Aquino's Team Plans `Austerity Measures' to Cut Philippine Budget Deficit

Philippine President-elect Benigno Aquino will implement “austerity measures” and focus public spending on helping the poor as he seeks to narrow the budget deficit without raising taxes, his incoming officials said.

Aquino’s economic team, announced today, will review in two weeks the growth and fiscal goals set by the previous government, and may reduce the 2010 budget-shortfall target, Budget Secretary-designate Florencio Abad said in an interview in Manila today. The administration may cut the deficit to about 2 percent of gross domestic product in three years, Finance Secretary-designate Cesar Purisima told reporters.

The government will study “each and every item of the budget,” Aquino, who takes office tomorrow, said at a briefing in the capital. It will focus on improving tax collection before seeking new or higher taxes, he said, adding that if additional borrowing “has to be done, it will be done.”

Philippine growth has lagged behind its Southeast Asian neighbors as a budget shortfall in all but four of the past 25 years curtailed the government’s ability to develop an economy where the World Bank estimates one in every four people live on less than $1.25 a day. Aquino ran for president on the slogan “if there’s no corruption, there’s no poverty” and said tax evaders were known and would be pursued.

“I have never seen a country tackle a structural fiscal- deficit issue via tax-efficiency gains,” Edwin Gutierrez, who manages about $5 billion of emerging-market debt at Aberdeen Asset Management Plc in London, said before the comments today by Aquino’s team. “This never works.”

Deficit Target

President Gloria Arroyo’s economic team earlier this month widened the 2010 budget shortfall ceiling to 297.2 billion pesos ($6.4 billion), close to last year’s record, and lifted the growth target to a range of 5 percent to 6 percent.

The Philippines needs to cut the budget gap and increase investment to boost growth, Pacific Investment Management Co. said June 25. The country’s low revenue and high level of debt constrains its credit rating, Standard & Poor’s Associate Director Agost Benard wrote in an e-mail today.

Gary Teves, Arroyo’s finance secretary, said last week the new administration should consider a proposal to raise taxes, including the value-added tax rate, to increase revenue by 94 billion pesos next year.

‘No Point’

There’s “no point” raising taxes before leaks are plugged, Aquino said during his presidential campaign.

Aquino “instructed me to implement zero budgeting,” Abad said before the president-elect’s briefing today when the members of the cabinet were announced. “You don’t increase the budget, you look at the program and see if spending is aligned with priorities.”

Abad, who turns 56 next month, served in the cabinets of Arroyo and Aquino’s mother, Corazon Aquino. He was president of the Liberal Party, served with the president-elect in the House of Representatives and was his campaign manager this year.

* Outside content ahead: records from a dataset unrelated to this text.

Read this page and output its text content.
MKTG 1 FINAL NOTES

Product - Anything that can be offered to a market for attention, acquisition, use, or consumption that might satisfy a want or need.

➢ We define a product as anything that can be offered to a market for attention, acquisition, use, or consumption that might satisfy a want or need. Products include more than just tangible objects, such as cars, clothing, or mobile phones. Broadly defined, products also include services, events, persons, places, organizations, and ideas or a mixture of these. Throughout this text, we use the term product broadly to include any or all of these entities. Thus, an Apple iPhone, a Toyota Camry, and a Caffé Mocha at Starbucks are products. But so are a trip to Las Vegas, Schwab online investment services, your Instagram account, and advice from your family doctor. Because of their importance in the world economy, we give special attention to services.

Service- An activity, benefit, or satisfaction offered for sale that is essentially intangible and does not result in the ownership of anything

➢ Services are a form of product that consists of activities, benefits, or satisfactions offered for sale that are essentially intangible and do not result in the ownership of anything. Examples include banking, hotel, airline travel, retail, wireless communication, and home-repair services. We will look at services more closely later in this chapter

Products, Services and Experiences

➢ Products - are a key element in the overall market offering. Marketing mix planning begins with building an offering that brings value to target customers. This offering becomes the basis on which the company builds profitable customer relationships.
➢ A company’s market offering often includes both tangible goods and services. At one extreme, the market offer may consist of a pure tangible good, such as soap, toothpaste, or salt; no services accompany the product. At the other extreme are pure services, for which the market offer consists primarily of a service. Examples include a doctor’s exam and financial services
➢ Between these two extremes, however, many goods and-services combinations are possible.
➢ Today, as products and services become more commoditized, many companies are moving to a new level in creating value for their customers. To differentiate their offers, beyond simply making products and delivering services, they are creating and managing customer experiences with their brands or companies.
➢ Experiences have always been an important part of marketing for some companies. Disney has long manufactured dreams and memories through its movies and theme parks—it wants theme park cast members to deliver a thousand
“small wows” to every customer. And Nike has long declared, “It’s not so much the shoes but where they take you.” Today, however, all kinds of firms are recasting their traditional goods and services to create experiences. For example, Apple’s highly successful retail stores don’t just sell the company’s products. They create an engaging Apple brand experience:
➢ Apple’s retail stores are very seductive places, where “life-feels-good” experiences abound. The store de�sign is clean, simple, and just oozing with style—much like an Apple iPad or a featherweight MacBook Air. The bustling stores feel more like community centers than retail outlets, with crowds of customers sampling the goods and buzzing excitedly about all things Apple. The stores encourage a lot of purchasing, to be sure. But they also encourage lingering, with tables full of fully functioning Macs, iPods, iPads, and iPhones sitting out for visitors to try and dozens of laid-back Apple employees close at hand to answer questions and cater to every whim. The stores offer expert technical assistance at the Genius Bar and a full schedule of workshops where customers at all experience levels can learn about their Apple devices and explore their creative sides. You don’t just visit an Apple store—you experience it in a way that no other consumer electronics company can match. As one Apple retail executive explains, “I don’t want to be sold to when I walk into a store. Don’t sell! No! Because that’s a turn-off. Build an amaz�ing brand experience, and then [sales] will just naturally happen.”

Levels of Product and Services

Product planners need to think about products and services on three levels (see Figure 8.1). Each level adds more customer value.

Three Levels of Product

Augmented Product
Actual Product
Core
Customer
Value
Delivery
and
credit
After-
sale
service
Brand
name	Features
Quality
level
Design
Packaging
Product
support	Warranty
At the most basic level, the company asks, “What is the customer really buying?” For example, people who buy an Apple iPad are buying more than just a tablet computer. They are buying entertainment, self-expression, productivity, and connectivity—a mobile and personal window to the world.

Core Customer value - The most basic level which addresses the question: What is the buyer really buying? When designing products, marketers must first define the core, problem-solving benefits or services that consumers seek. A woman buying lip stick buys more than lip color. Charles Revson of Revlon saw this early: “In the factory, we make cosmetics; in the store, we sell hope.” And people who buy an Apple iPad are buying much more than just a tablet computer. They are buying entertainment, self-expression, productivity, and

Purisima, 50, led Arroyo’s successful attempt to raise the value-added tax to 12 percent in 2005, before he, Abad and other officials quit the government and asked Arroyo to step down amid allegations she rigged her 2004 election. The budget deficit, which averaged about 200 billion pesos from 2002 to 2004, narrowed to 12.4 billion pesos by 2007.

Philippine local-currency bonds climbed to a record high after Aquino and his economic team pledged to narrow the budget deficit, and the peso rose for a second day today. The country’s financial markets and government offices will be shut tomorrow for the presidential oath-taking, and will reopen July 1.

Targeted Spending

Growth is more important than balancing the budget, Purisima said today. The new government isn’t ruling out an overseas bond sale, he told reporters after the briefing.

Spending will be targeted at “people left out in economic growth,” Abad said. “We need a dramatic increase in spending for the poor, like in education, health,” the incoming budget chief said.

Aquino appointed Kim Henares, 49, former deputy commissioner of the tax bureau, as head of the agency, which is responsible for more than 60 percent of government revenue. The president-elect named Cayetano Paderanga economic planning secretary, a position he held under Corazon Aquino from 1990 to 1992.

Aquino designated Manila Water Co. President Rene Almendras as energy secretary, Manila Electric Co. President Jose de Jesus as transportation and communications secretary, Maynilad Water Services Inc. President Rogelio Singson as public works and highways secretary and SM Investments Corp. Executive Director Gregory Domingo as trade secretary.